Both the reef and fish only aquarium rely on net gallonage for stocking levels. This is for fish; corals present a much lower bio load. The reef aquarium carries less fish than a fish only system which gives regard to necessary seawater quality. With both systems seawater quality is the number one requirement – how can the aquarist stock correctly if the net gallonage is not known?

When calculating stocking levels for whatever system, the sump seawater should be ignored. The seawater in the sump is not available to the fish and should be viewed as a quality enhancement advantage.

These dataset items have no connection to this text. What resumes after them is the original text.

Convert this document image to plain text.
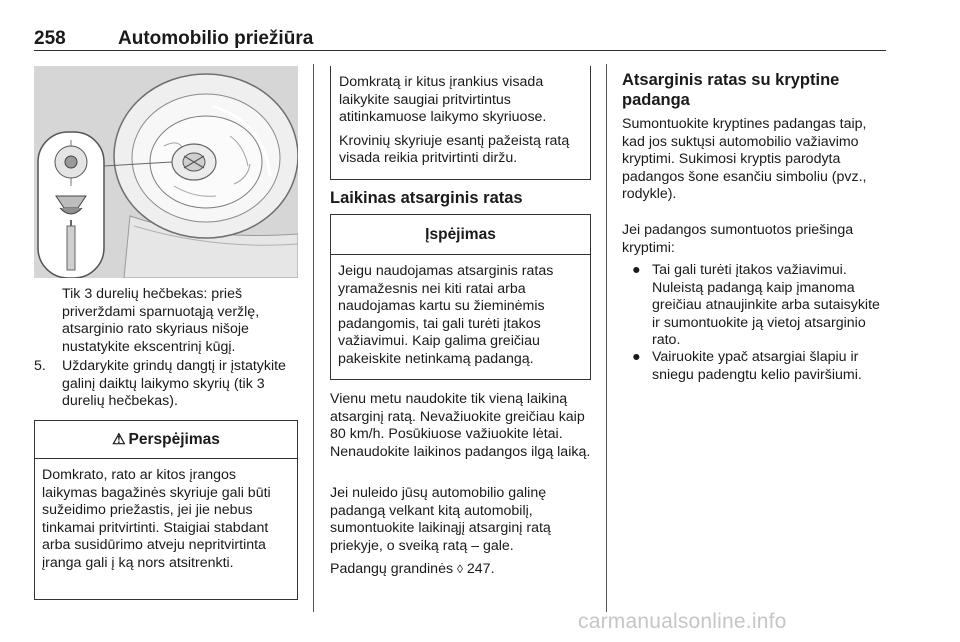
258	Automobilio priežiūra
Tik 3 durelių hečbekas: prieš priverždami sparnuotąją veržlę, atsarginio rato skyriaus nišoje nustatykite ekscentrinį kūgį.
5. Uždarykite grindų dangtį ir įstatykite galinį daiktų laikymo skyrių (tik 3 durelių hečbekas).
⚠ Perspėjimas
Domkrato, rato ar kitos įrangos laikymas bagažinės skyriuje gali būti sužeidimo priežastis, jei jie nebus tinkamai pritvirtinti. Staigiai stabdant arba susidūrimo atveju nepritvirtinta įranga gali į ką nors atsitrenkti.

Domkratą ir kitus įrankius visada laikykite saugiai pritvirtintus atitinkamuose laikymo skyriuose.

Krovinių skyriuje esantį pažeistą ratą visada reikia pritvirtinti diržu.

Laikinas atsarginis ratas
Įspėjimas
Jeigu naudojamas atsarginis ratas yramažesnis nei kiti ratai arba naudojamas kartu su žieminėmis padangomis, tai gali turėti įtakos važiavimui. Kaip galima greičiau pakeiskite netinkamą padangą.
Vienu metu naudokite tik vieną laikiną atsarginį ratą. Nevažiuokite greičiau kaip 80 km/h. Posūkiuose važiuokite lėtai. Nenaudokite laikinos padangos ilgą laiką.
Jei nuleido jūsų automobilio galinę padangą velkant kitą automobilį, sumontuokite laikinąjį atsarginį ratą priekyje, o sveiką ratą – gale.
Padangų grandinės ◊ 247.
Atsarginis ratas su kryptine padanga
Sumontuokite kryptines padangas taip, kad jos suktųsi automobilio važiavimo kryptimi. Sukimosi kryptis parodyta padangos šone esančiu simboliu (pvz., rodykle).
Jei padangos sumontuotos priešinga kryptimi:
● Tai gali turėti įtakos važiavimui. Nuleistą padangą kaip įmanoma greičiau atnaujinkite arba sutaisykite ir sumontuokite ją vietoj atsarginio rato.
● Vairuokite ypač atsargiai šlapiu ir sniegu padengtu kelio paviršiumi.
carmanualsonline.info
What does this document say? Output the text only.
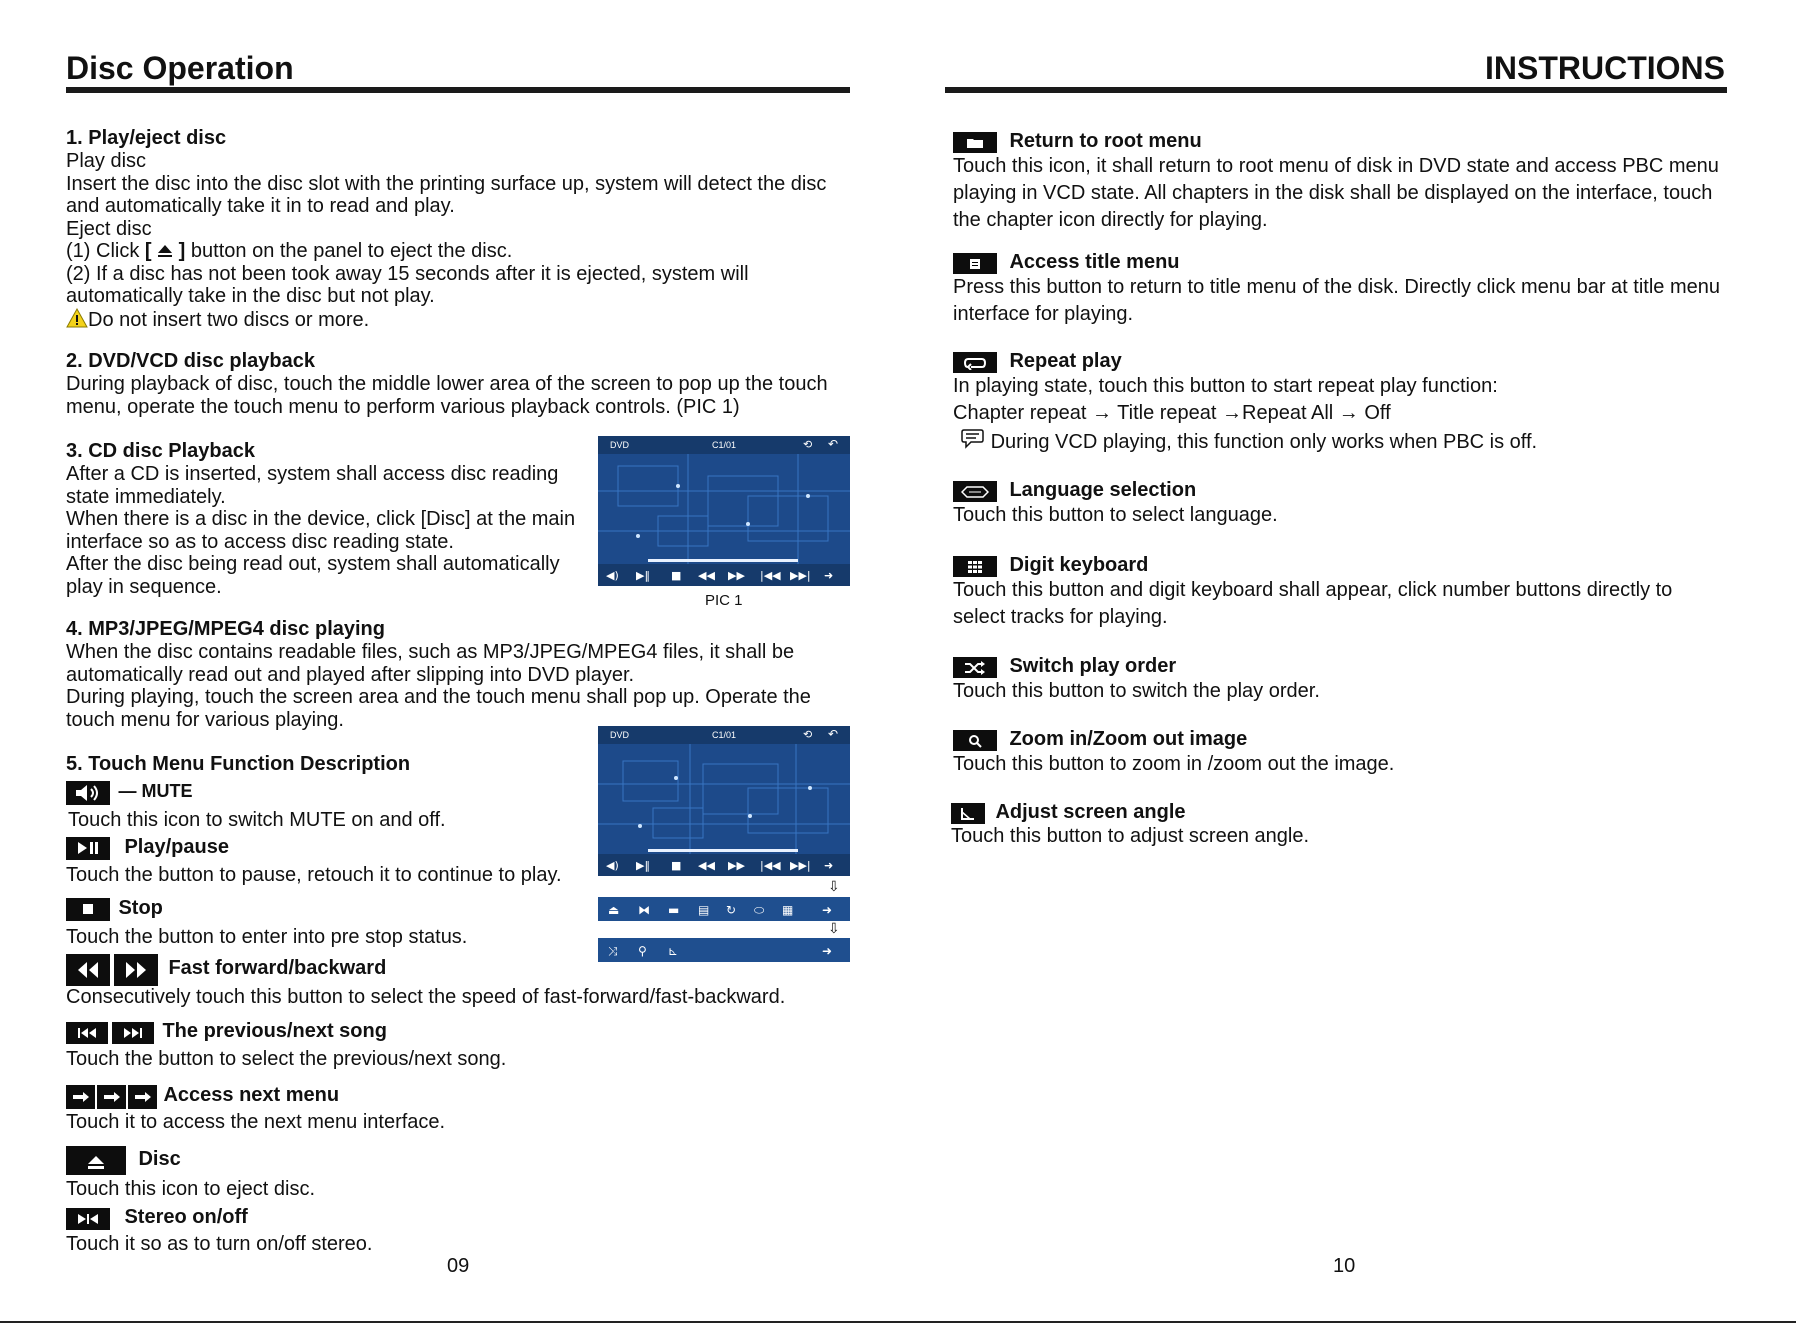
Disc Operation
1. Play/eject disc
Play disc
Insert the disc into the disc slot with the printing surface up, system will detect the disc
and automatically take it in to read and play.
Eject disc
(1) Click [  ] button on the panel to eject the disc.
(2) If a disc has not been took away 15 seconds after it is ejected, system will
automatically take in the disc but not play.
Do not insert two discs or more.
2. DVD/VCD disc playback
During playback of disc, touch the middle lower area of the screen to pop up the touch
menu, operate the touch menu to perform various playback controls. (PIC 1)
3. CD disc Playback
After a CD is inserted, system shall access disc reading
state immediately.
When there is a disc in the device, click [Disc] at the main
interface so as to access disc reading state.
After the disc being read out, system shall automatically
play in sequence.
DVD	C1/01	⟲ ↶
◀) ▶‖ ■ ◀◀ ▶▶ |◀◀ ▶▶| ➜
PIC 1
4. MP3/JPEG/MPEG4 disc playing
When the disc contains readable files, such as MP3/JPEG/MPEG4 files, it shall be
automatically read out and played after slipping into DVD player.
During playing, touch the screen area and the touch menu shall pop up. Operate the
touch menu for various playing.
DVD	C1/01	⟲ ↶
◀) ▶‖ ■ ◀◀ ▶▶ |◀◀ ▶▶| ➜
⇩
⏏ ⧓ ▬ ▤ ↻ ⬭ ▦ ➜
⇩
⤨ ⚲ ⊾	➜
5. Touch Menu Function Description
— MUTE
Touch this icon to switch MUTE on and off.
Play/pause
Touch the button to pause, retouch it to continue to play.
Stop
Touch the button to enter into pre stop status.
Fast forward/backward
Consecutively touch this button to select the speed of fast-forward/fast-backward.
The previous/next song
Touch the button to select the previous/next song.
Access next menu
Touch it to access the next menu interface.
Disc
Touch this icon to eject disc.
Stereo on/off
Touch it so as to turn on/off stereo.
09
INSTRUCTIONS
Return to root menu
Touch this icon, it shall return to root menu of disk in DVD state and access PBC menu
playing in VCD state. All chapters in the disk shall be displayed on the interface, touch
the chapter icon directly for playing.
Access title menu
Press this button to return to title menu of the disk. Directly click menu bar at title menu
interface for playing.
Repeat play
In playing state, touch this button to start repeat play function:
Chapter repeat → Title repeat →Repeat All → Off
During VCD playing, this function only works when PBC is off.
Language selection
Touch this button to select language.
Digit keyboard
Touch this button and digit keyboard shall appear, click number buttons directly to
select tracks for playing.
Switch play order
Touch this button to switch the play order.
Zoom in/Zoom out image
Touch this button to zoom in /zoom out the image.
Adjust screen angle
Touch this button to adjust screen angle.
10
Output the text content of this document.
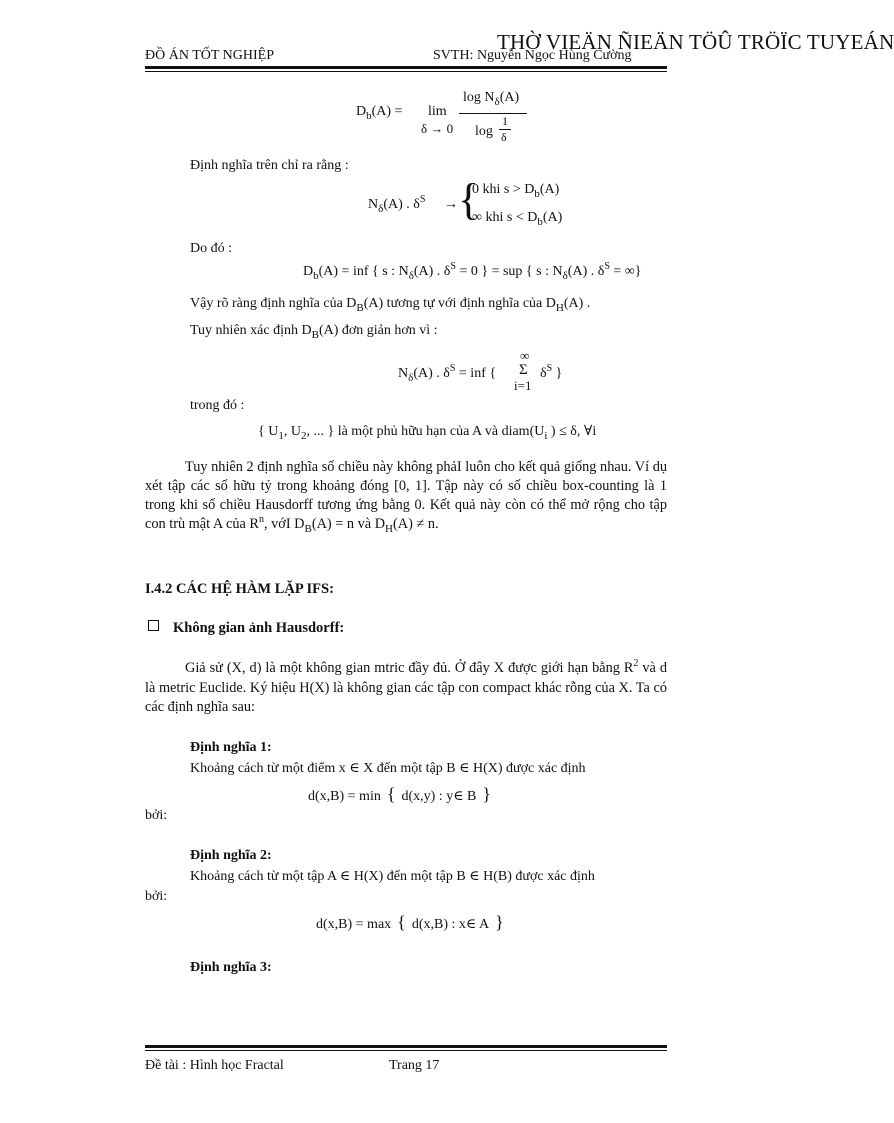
THỜ VIEÄN ÑIEÄN TÖÛ TRÖÏC TUYEÁN
ĐỒ ÁN TỐT NGHIỆP	SVTH: Nguyễn Ngọc Hùng Cường
$D_b(A) = \lim$
δ → 0
$\log N_\delta(A)$
log
1
δ
Định nghĩa trên chỉ ra rằng :
$N_\delta(A)$ . $\delta^S$ → {
0 khi $s > D_b(A)$
∞ khi $s < D_b(A)$
Do đó :
$D_b(A)$ = inf { s : $N_\delta(A)$ . $\delta^S = 0$ } = sup { s : $N_\delta(A)$ . $\delta^S$ = ∞}
Vậy rõ ràng định nghĩa của $D_B(A)$ tương tự với định nghĩa của $D_H(A)$ .
Tuy nhiên xác định $D_B(A)$ đơn giản hơn vì :
$N_\delta(A)$ . $\delta^S$ = inf {
∞
Σ
i=1
$\delta^S$ }
trong đó :
{ $U_1$, $U_2$, ... } là một phủ hữu hạn của A và $diam(U_i$ ) ≤ δ, ∀i
Tuy nhiên 2 định nghĩa số chiều này không phảI luôn cho kết quả giống nhau. Ví dụ xét tập các số hữu tỷ trong khoảng đóng [0, 1]. Tập này có số chiều box-counting là 1 trong khi số chiều Hausdorff tương ứng bằng 0. Kết quả này còn có thể mở rộng cho tập con trù mật A của $R^n$, vớI $D_B(A) = n$ và $D_H(A) \ne n$.
I.4.2 CÁC HỆ HÀM LẶP IFS:
Không gian ảnh Hausdorff:
Giả sử (X, d) là một không gian mtric đầy đủ. Ở đây X được giới hạn bằng $R^2$ và d là metric Euclide. Ký hiệu H(X) là không gian các tập con compact khác rỗng của X. Ta có các định nghĩa sau:
Định nghĩa 1:
Khoảng cách từ một điểm x ∈ X đến một tập B ∈ H(X) được xác định
d(x,B) = min { d(x,y) : y∈ B }
bởi:
Định nghĩa 2:
Khoảng cách từ một tập A ∈ H(X) đến một tập B ∈ H(B) được xác định
bởi:
d(x,B) = max { d(x,B) : x∈ A }
Định nghĩa 3:
Đề tài : Hình học Fractal	Trang 17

Stocking to the gross gallonage of the display aquarium, or to an overestimated net gallonage could lead to trouble. The aquarium could be and is likely to be overstocked. If there are too many fish there is greater pressure on the seawater quality. In addition it creates more work for the bio-filtration. Further, if there was a temperature increase there could be oxygen problems. The fish obviously require sufficient oxygen, and so does the bio-filter, or rather all the oxygen hungry bacteria in it. If there are problems with the bio-filtration then real trouble could begin.

Also, overstocking can mean overcrowding. Fish will argue and even fight over the right to territory, some more than others. This could lead to fish not eating properly because of stress. On the wild reef fish have plenty of hiding places and in addition if they need to retreat there is plenty of space to do so. Within the strict confines of an aquarium where does a fleeing fish go?

So it is certainly to the advantage of the aquarist and his/her future enjoyment of the hobby to go through a careful initial procedure. This includes research into compatibility with tank mates and aquarium type of course, but should also consider the space that is going to be available. During reef or aquascape construction the aquarist should give full regard to supplying sufficient homes for the number of fish it is intended to keep, many commonly used rocks are helpful with this because they are of very irregular shapes. It will pay off as fish that are settled and secure will be healthy and show the colours that nature intended.